I dette prosjektet har vi sett på mange ulike vanskelige (såkalt NP-harde) grafproblem, og vi har løst dem effektivt for de tilfeller der inndatagrafene har bestemte strukturer. Vi har vist hvilke algoritmiske metoder gir effektive løsninger for hvilke typer problem og hvilke typer grafer. De mest kjente problemene vi har gjort store fremskritt på er: fargeleggingsproblemer, domineringsproblemer, delgrafproblemer og partisjoneringsproblemer. Takket være resultatene fra prosjektet har man nå bedre muligheter til å kunne løse disse problemene effektivt for de fleste tilfeller. Samtidig gir våre resultater indikasjoner på hvilke typer algoritmiske metoder kan være nyttige for hvilke typer av generelt NP-harde problem.

Algorithms are step-wise precise instructions on how to solve a problem on a computer, and they form the core of computer science. Graph algorithms constitute a central part of the algorithms field. As in many areas of computer science, most important graph problems are NP-hard; hence we do not expect to be able to solve all their instances efficiently. On the other hand, most interesting instances of these problems have structural properties that may be exploited algorithmically. A framework to study this phenomenon systematically is provided by graph classes. Algorithms tailored to exploit properties of various graph classes form an important area within graph algorithms. This project proposes a paradigm shift in algorithmic research on graph classes in computer science. The field holds the potential to push the boundaries of current computational limitations, as well as the key to fundamental understanding of which instances of hard problems are efficiently solvable. However, as of today, it is not equipped to take advantage of major developments that have been made recently, both in algorithms and complexity, and in structural graph theory, to reach this potential. Hence, this is the right moment to redefine the pillars of algorithmic research involving graph classes. We propose to incorporate knowledge that has been gathered through the last decades to develop new algorithmic meta theory that can be applied to large groups of problems and a large number of graph classes.
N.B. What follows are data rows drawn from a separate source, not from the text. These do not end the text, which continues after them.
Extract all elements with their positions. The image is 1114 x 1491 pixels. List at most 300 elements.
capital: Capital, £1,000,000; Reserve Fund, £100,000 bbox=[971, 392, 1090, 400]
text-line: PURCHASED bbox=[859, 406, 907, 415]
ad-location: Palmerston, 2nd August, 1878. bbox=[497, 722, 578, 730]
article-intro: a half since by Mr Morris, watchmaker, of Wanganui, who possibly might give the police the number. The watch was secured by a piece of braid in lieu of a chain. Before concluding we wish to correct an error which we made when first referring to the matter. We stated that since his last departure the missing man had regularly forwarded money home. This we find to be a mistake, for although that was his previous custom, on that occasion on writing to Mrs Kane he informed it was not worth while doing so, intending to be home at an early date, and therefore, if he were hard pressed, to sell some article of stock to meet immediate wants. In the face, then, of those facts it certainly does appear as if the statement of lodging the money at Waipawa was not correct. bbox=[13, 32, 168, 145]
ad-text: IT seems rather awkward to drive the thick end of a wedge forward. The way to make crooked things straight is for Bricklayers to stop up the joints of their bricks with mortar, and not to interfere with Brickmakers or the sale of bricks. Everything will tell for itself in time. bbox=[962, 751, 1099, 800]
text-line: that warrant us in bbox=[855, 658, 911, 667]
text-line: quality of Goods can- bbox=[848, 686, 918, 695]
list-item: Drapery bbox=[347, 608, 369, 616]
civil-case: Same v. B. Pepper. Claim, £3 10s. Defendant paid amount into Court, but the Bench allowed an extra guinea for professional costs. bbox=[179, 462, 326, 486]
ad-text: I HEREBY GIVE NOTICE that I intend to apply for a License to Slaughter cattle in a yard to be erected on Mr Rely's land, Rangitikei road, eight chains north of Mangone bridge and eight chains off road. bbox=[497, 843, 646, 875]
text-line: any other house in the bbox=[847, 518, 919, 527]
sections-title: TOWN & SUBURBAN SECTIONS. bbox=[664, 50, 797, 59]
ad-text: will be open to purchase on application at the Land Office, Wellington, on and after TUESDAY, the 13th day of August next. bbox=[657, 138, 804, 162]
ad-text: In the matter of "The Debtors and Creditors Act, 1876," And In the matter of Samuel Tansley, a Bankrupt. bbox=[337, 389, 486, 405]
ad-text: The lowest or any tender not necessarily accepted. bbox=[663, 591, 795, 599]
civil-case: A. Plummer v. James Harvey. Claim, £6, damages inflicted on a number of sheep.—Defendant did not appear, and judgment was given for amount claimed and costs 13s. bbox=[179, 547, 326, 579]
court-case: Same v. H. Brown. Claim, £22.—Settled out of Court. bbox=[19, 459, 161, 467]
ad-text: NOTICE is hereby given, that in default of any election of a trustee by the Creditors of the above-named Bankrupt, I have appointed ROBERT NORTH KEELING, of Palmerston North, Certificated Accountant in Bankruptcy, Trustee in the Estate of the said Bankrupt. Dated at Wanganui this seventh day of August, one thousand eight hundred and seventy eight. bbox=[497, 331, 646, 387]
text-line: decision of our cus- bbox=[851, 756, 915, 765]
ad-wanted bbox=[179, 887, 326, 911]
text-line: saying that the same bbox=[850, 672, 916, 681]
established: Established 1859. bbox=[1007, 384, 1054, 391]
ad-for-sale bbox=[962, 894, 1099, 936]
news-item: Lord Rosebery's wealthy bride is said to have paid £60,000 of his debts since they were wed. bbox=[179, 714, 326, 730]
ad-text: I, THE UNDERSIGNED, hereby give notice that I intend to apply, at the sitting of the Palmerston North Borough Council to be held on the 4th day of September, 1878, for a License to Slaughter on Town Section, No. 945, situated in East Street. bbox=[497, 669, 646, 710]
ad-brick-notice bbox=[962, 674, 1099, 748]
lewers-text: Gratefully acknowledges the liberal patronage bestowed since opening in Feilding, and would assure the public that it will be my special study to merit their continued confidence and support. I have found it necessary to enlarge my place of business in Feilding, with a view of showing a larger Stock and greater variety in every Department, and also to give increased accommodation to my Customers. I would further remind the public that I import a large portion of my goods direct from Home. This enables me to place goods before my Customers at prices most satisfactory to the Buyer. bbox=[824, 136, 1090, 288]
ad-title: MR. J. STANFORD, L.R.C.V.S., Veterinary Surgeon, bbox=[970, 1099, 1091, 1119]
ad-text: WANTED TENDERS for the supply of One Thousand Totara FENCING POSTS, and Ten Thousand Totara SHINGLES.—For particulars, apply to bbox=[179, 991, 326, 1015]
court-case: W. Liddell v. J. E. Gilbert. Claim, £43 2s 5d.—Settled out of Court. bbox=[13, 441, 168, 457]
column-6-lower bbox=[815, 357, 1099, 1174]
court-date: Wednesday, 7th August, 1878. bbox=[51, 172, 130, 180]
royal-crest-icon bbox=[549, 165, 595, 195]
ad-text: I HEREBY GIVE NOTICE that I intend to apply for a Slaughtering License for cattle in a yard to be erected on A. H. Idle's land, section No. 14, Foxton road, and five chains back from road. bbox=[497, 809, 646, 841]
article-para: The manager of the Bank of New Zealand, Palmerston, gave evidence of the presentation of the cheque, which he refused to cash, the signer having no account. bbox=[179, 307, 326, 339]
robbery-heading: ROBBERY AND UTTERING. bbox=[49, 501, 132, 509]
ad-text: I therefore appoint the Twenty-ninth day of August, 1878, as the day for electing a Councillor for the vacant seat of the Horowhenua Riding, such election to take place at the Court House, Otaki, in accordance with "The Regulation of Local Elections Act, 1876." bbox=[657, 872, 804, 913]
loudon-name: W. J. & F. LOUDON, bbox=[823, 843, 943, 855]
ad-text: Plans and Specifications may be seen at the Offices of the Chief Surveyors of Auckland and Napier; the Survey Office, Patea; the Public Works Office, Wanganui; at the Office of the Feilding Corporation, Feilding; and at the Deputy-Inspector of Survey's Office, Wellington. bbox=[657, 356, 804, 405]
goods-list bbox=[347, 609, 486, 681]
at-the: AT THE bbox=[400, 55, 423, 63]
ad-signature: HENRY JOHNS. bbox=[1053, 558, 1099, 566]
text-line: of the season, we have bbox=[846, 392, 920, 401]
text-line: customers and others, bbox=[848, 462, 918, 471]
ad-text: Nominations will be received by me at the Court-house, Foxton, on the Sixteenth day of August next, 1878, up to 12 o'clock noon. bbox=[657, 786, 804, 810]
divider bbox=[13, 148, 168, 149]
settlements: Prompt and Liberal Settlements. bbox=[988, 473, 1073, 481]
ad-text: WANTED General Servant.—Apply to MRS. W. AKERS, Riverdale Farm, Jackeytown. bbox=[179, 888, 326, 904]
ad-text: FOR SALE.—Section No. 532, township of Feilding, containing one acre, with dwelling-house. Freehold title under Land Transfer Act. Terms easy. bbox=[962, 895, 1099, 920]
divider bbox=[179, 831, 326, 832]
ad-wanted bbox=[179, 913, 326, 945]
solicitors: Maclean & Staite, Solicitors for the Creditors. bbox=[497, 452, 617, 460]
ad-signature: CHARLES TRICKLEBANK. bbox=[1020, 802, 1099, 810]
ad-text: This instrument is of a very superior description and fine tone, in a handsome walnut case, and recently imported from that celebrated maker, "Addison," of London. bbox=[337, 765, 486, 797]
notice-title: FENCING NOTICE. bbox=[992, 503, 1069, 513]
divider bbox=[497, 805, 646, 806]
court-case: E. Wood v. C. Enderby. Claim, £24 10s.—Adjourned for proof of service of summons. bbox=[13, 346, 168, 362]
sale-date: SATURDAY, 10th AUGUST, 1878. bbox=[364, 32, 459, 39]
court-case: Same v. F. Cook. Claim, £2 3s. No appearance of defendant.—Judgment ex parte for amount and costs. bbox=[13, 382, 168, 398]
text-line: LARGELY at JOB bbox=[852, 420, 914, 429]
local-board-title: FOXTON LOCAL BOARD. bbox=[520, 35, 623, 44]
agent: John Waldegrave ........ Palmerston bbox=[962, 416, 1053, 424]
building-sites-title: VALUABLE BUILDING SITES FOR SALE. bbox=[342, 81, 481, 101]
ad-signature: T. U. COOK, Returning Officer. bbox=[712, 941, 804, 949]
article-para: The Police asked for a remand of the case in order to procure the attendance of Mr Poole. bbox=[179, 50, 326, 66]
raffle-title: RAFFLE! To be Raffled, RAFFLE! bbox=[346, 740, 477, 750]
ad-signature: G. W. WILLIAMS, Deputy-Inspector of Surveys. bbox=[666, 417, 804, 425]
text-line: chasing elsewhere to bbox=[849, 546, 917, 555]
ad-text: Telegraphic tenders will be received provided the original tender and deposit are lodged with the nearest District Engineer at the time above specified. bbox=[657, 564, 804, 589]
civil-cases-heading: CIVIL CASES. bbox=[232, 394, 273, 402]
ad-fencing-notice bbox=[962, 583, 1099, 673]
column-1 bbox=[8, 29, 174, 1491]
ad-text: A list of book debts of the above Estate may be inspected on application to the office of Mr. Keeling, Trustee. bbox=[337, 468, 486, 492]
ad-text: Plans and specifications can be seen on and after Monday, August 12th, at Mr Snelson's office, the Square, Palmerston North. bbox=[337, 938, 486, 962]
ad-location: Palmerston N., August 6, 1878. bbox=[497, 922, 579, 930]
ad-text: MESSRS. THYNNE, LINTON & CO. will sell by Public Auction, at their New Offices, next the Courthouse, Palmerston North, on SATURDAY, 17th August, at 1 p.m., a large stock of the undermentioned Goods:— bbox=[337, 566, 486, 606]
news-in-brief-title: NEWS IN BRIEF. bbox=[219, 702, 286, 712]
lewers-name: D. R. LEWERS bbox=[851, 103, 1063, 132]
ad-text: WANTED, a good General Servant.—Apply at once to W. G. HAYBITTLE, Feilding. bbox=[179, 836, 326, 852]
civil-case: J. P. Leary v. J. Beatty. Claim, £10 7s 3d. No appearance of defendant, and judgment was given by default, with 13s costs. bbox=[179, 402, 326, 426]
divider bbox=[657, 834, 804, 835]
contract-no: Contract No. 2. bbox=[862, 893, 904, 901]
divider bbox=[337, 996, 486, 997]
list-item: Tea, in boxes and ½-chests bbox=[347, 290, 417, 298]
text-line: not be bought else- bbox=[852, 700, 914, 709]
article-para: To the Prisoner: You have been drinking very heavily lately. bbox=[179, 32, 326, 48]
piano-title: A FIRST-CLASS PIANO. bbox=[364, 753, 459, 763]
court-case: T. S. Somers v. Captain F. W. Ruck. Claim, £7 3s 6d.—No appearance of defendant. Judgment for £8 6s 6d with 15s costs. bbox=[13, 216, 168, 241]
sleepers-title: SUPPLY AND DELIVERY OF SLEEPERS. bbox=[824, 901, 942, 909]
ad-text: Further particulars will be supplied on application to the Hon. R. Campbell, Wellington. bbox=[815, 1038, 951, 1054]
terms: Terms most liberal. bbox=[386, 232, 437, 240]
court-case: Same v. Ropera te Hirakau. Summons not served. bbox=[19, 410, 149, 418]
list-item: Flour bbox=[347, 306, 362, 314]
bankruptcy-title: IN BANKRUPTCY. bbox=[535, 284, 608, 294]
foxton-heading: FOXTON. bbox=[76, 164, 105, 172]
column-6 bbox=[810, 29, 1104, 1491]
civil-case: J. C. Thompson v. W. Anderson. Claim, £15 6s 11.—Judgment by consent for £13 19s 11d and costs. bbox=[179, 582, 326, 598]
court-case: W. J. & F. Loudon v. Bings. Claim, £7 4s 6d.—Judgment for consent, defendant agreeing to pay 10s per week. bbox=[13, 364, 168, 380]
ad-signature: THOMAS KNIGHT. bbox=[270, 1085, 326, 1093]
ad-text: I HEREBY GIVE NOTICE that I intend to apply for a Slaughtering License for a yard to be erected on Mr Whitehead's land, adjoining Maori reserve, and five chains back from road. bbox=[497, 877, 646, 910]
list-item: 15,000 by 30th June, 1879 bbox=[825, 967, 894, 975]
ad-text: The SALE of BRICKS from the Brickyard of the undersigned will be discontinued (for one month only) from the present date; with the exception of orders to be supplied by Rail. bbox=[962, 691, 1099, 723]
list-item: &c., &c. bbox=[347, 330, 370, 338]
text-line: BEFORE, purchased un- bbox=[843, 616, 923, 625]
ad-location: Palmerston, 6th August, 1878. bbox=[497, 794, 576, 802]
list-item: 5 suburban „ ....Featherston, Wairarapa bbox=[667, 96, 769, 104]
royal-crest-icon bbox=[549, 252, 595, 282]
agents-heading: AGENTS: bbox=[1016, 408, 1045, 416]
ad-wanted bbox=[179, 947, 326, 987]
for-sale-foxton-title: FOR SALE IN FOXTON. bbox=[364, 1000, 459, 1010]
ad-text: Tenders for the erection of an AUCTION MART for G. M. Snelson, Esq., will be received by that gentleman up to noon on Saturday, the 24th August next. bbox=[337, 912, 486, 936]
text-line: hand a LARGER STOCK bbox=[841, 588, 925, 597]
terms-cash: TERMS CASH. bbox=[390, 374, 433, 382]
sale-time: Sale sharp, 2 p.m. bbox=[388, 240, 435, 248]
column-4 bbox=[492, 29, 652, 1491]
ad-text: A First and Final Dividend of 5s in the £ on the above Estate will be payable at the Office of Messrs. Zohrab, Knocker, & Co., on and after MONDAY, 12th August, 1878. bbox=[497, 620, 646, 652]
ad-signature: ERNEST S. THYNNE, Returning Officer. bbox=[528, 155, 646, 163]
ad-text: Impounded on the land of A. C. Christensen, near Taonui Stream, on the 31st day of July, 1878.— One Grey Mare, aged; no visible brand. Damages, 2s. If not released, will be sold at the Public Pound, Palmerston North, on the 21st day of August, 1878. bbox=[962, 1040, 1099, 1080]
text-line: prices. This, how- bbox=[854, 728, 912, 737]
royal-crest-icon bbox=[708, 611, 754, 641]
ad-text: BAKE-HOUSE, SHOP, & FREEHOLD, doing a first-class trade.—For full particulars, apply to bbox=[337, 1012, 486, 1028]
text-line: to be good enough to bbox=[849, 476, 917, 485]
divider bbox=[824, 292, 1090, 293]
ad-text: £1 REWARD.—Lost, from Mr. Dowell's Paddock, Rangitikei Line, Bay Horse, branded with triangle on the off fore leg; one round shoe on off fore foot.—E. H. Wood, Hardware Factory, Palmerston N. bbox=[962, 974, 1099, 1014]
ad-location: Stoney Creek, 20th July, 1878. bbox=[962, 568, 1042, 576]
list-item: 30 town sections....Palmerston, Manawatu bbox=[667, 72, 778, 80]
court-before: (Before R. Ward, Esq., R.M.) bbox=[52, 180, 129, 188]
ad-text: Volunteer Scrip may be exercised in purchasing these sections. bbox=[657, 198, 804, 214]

In particular, a complete classification of the computational complexities of graph problems related to graph classes is aimed. The main outcome of the project will be a modern theory of algorithmic research involving graph classes, with a complete set of new tools and methods that can be applied to large areas of problems. More fundamentally, the outcomes will eventually lead to deeper understanding of what is efficiently computable in general, a knowledge we are far from today.